17% rise in Brent crude oil price in 2017 helps N. Sea get 2018 going with new first-oil starts

BP is working towards Summer 2018 first-oil from Claire Ridge
BP is working towards Summer 2018 first-oil from Clair Ridge

The new year has got off to a good start in the North Sea with Edinburgh-registered Premier Oil pumping its first-oil from its Catcher area just before Christmas.

Initial stabilised production from the Catcher area field is expected to settle at around 10,000-barrels a day before being ramped up to 60,000 bpd by Summer 2018 when once all 19 wells in the area are producing.

The Catcher Area cost $1.6 billion to bring on-stream – which is 29% below the budget when the investment was first approved.

Chief Executive Tony Durrant said the project demonstrated Premier’s ‘continuing commitment’ to invest in the North Sea.

Also in Summer 2018, BP’s Clair Ridge field – west of Shetland – is due to start production.

And Statoil – the Norwegian state-owned explorer –  recently announced that it had discovered a new oil find in the Verbier field in the Scottish North Sea.

While N. Sea crude oil prices remain permanently exposed to global geo-political volatility, the price of Brent crude rose by 17% during 2017 – due in part because of modest cuts in production by the Saudi-led OPEC oil cartel.
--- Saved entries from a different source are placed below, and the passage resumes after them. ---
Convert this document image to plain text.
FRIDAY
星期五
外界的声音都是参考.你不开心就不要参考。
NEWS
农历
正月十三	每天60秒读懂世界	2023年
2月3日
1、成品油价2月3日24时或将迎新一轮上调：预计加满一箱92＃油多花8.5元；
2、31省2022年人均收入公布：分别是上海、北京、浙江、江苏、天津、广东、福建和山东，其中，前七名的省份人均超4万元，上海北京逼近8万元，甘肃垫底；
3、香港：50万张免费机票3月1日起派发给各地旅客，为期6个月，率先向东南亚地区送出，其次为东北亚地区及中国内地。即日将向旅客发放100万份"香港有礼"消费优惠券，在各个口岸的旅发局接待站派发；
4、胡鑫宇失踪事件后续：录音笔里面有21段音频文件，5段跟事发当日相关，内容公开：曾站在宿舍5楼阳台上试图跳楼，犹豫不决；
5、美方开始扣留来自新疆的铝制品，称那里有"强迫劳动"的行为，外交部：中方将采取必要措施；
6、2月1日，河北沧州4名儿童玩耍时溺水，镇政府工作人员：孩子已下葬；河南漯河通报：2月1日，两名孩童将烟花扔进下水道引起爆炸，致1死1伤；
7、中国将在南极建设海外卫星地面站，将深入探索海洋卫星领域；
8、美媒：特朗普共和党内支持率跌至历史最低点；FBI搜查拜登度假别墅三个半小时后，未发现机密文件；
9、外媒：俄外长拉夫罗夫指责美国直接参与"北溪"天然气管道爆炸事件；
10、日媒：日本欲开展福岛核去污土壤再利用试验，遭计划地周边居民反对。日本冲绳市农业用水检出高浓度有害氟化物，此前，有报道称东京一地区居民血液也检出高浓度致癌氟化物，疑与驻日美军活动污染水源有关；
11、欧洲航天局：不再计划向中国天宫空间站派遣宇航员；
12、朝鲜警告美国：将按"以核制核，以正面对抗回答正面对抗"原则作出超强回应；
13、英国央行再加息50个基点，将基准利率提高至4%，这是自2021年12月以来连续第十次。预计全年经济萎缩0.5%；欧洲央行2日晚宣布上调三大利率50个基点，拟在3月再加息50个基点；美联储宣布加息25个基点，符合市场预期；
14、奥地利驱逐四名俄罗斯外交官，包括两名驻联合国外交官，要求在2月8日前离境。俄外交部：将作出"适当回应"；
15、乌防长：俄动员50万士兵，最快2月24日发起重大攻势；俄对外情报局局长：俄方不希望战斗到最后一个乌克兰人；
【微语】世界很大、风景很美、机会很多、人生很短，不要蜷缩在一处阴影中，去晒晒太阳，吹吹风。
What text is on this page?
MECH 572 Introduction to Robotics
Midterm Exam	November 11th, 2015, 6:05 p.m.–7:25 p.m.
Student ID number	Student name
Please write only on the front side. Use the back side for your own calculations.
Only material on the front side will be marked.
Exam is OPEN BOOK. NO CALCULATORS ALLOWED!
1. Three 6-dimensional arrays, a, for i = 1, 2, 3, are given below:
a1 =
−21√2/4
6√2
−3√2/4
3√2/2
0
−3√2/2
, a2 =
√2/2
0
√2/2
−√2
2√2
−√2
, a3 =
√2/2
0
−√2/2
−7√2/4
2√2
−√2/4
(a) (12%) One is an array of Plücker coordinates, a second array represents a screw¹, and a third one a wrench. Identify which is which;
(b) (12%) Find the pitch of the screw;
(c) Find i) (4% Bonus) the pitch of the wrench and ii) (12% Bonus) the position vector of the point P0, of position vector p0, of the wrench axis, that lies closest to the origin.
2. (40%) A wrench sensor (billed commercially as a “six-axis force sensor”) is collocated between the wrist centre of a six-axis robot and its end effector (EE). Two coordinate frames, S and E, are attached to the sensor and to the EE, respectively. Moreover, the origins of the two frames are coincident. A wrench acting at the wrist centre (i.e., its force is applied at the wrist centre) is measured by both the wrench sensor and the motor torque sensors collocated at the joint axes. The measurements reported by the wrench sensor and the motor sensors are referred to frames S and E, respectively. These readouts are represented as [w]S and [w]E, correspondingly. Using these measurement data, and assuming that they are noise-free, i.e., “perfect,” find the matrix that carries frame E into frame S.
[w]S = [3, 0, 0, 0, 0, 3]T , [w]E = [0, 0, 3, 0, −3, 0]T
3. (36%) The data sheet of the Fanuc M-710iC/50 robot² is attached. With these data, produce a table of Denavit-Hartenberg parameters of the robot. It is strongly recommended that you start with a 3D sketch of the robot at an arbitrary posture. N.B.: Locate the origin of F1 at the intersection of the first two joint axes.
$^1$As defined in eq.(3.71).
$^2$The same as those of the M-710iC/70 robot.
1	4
While OPEC, the cartel of oil exporters, last month agreed another phase of production cutbacks in order to put a floor under the price, the US fracking industry can step in with a quick hit of new, fracked production, thus keeping a ceiling on crude oil prices. Accordingly, experienced oil analysts expect crude oil prices to continue a slow and gentle rise over 2018.

Other major geo-political factors likely to affect crude oil prices are the possibility of domestic unrest in Middle East countries in clashes between modernisers and religious-led social conservatives, as well as the progress of social reform in Saudi Arabia where the ruling royal clan faces tensions between its need to reduce the country’s overwhelming economic reliance on oil before battery powered vehicles and renewable energy tip the automotive fuel market away from its hydrocarbon dominance.

In thin trading since the New Year, crude oil has bubbled around the $67-barrel mark, while Germany’s Commerzbank has predicted Brent will see out 2018 at $60 a barrel.